Monday, March 21, 2011

Dear Juliepie, I promise I will make your life difficult.

Dear Julie Pie,

Growing up I used to think Mima was nuts. She used to spy on me while I was at school, cut the cords off the tvs and phones so we wouldn't waste time on that nonsense while she was at work, scared my friends away, and never really let me be social as a teenager. Unfortunately on many occasions we got into very ugly fights that usually led to lots of scratching, pushing, etc. She really believed in tough love and often took it a bit far. Mima was not very nurturing or affectionate. No one ever taught her what affection was. She was not very patient and I wouldn't ever use the word 'sweet' in the same sentence as her name. She put the fear of God in us, as they say.

But now I am the mother of a gorgeous and intelligent little girl. And I want you to know that I will also put the fear of God in you! Yup, I am. I pray to God that I have the strength to be just a bit as strict with you as my mom was with me so that you can also grow up to be strong, confidant, and hardworking.
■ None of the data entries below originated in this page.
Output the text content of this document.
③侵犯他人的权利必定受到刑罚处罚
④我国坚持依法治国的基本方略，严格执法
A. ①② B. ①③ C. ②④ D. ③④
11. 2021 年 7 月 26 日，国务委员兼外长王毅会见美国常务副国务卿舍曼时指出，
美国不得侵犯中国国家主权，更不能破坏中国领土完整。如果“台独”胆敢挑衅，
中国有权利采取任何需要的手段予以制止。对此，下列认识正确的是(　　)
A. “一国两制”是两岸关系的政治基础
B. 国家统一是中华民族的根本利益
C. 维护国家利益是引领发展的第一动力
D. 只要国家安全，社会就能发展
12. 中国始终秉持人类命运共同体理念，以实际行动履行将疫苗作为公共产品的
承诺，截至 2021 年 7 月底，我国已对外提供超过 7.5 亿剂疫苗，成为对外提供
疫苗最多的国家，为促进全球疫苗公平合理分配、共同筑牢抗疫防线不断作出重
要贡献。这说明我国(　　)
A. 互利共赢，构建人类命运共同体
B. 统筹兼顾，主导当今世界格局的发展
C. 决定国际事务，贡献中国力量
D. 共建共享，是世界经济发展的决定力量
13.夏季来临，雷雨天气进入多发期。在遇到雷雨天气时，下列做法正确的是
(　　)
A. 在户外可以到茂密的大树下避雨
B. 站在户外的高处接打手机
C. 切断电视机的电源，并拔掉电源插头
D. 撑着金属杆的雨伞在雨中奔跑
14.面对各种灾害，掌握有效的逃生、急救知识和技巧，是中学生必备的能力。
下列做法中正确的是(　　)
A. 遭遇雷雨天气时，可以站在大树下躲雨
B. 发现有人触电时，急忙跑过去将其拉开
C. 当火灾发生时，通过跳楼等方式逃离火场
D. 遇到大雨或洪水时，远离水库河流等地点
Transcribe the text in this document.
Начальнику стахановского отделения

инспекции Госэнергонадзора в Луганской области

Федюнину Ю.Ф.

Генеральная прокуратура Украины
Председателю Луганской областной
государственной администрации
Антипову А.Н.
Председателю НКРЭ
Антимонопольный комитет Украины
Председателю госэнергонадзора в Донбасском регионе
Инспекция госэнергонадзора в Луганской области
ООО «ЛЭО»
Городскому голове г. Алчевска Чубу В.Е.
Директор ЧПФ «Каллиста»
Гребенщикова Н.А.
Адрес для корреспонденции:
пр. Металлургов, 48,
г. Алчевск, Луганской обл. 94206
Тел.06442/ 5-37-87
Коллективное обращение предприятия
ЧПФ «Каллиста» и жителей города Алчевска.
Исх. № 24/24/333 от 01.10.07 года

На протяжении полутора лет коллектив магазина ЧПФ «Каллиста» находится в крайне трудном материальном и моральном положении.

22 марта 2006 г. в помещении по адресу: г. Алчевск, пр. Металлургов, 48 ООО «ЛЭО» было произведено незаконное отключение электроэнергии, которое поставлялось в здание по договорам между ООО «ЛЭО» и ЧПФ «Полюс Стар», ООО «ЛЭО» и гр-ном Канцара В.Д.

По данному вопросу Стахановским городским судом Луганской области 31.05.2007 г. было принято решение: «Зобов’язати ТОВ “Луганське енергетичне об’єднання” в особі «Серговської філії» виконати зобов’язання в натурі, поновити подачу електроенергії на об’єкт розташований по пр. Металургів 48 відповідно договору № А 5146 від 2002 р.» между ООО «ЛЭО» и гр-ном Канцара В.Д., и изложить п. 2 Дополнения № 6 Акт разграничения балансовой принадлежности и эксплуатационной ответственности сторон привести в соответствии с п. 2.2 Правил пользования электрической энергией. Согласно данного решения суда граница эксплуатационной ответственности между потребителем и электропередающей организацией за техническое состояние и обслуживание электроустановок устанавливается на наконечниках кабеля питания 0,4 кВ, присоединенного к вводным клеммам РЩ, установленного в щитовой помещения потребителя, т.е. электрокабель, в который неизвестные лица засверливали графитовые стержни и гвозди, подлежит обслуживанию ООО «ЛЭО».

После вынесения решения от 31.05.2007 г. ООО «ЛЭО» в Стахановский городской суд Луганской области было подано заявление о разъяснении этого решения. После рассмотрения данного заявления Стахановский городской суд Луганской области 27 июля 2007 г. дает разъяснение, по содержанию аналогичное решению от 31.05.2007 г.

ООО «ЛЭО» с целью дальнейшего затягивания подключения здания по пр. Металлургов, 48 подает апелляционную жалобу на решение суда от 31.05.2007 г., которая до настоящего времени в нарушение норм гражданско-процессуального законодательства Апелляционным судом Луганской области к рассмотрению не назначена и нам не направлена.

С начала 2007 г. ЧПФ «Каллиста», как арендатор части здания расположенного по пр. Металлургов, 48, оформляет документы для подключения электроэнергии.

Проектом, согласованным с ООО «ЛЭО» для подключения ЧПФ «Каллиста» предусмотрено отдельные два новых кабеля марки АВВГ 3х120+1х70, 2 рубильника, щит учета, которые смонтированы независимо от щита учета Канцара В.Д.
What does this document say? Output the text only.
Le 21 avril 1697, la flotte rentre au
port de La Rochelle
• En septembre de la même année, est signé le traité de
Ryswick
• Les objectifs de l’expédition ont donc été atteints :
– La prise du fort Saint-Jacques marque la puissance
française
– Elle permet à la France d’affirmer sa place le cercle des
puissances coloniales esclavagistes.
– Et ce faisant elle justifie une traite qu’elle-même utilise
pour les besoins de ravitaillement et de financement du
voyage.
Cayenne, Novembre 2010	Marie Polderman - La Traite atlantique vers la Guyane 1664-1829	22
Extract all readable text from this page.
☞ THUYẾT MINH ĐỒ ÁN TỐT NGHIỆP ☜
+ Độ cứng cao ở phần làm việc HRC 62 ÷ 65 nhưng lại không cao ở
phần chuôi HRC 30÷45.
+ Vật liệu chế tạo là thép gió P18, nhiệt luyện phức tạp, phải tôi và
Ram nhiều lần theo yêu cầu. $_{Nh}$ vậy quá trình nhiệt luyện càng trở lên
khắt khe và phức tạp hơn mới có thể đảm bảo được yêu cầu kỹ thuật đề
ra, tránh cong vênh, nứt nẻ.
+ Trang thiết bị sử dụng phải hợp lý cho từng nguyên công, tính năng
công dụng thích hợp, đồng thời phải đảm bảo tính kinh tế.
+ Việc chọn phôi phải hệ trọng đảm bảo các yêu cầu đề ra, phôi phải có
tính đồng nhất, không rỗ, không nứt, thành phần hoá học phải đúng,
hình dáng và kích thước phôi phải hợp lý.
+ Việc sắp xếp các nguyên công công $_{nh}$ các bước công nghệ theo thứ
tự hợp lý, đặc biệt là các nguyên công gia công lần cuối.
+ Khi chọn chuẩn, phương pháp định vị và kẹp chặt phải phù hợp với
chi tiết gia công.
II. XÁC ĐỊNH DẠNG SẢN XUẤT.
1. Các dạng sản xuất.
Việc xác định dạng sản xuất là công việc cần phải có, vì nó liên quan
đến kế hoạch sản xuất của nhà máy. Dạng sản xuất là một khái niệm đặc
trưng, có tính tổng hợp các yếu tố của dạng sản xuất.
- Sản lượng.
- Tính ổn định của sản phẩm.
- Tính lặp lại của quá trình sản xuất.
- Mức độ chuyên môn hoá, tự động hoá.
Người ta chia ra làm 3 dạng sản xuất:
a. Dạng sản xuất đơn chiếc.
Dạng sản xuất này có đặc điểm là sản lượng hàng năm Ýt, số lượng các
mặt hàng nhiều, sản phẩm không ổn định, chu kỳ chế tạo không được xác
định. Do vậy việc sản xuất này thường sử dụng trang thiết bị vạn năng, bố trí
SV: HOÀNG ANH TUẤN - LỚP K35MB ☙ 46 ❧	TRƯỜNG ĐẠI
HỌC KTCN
And when you have graduated college, made all your dreams come true, and are starting your own family with a man that will worship the ground you walk on, you will thank me.

So when you are cursing at me and telling me how much you hate me and that I just do not understand you and what it is like to be a teenager, I know that one day you will no longer be an ungrateful, bratty teenager that thinks they are invincible. Although I want you to make mistakes and learn lessons on your own, I hope I can keep you from making mistakes that can change your path in life forever. I hope I can teach you that we are very blessed with what we have and you can have anything you want as long as you work hard to get because nothing will be just handed to you. I promise to continue to shower you with love and praise and affection. I do not want you to ever suffer the awkward notion of not knowing what it is like to hear me say "I love you and I am proud of you".

So when I don't let you go to that party or allow you to come home at 3 am or date that boy that is bad news, I hope you understand and remember that I love you.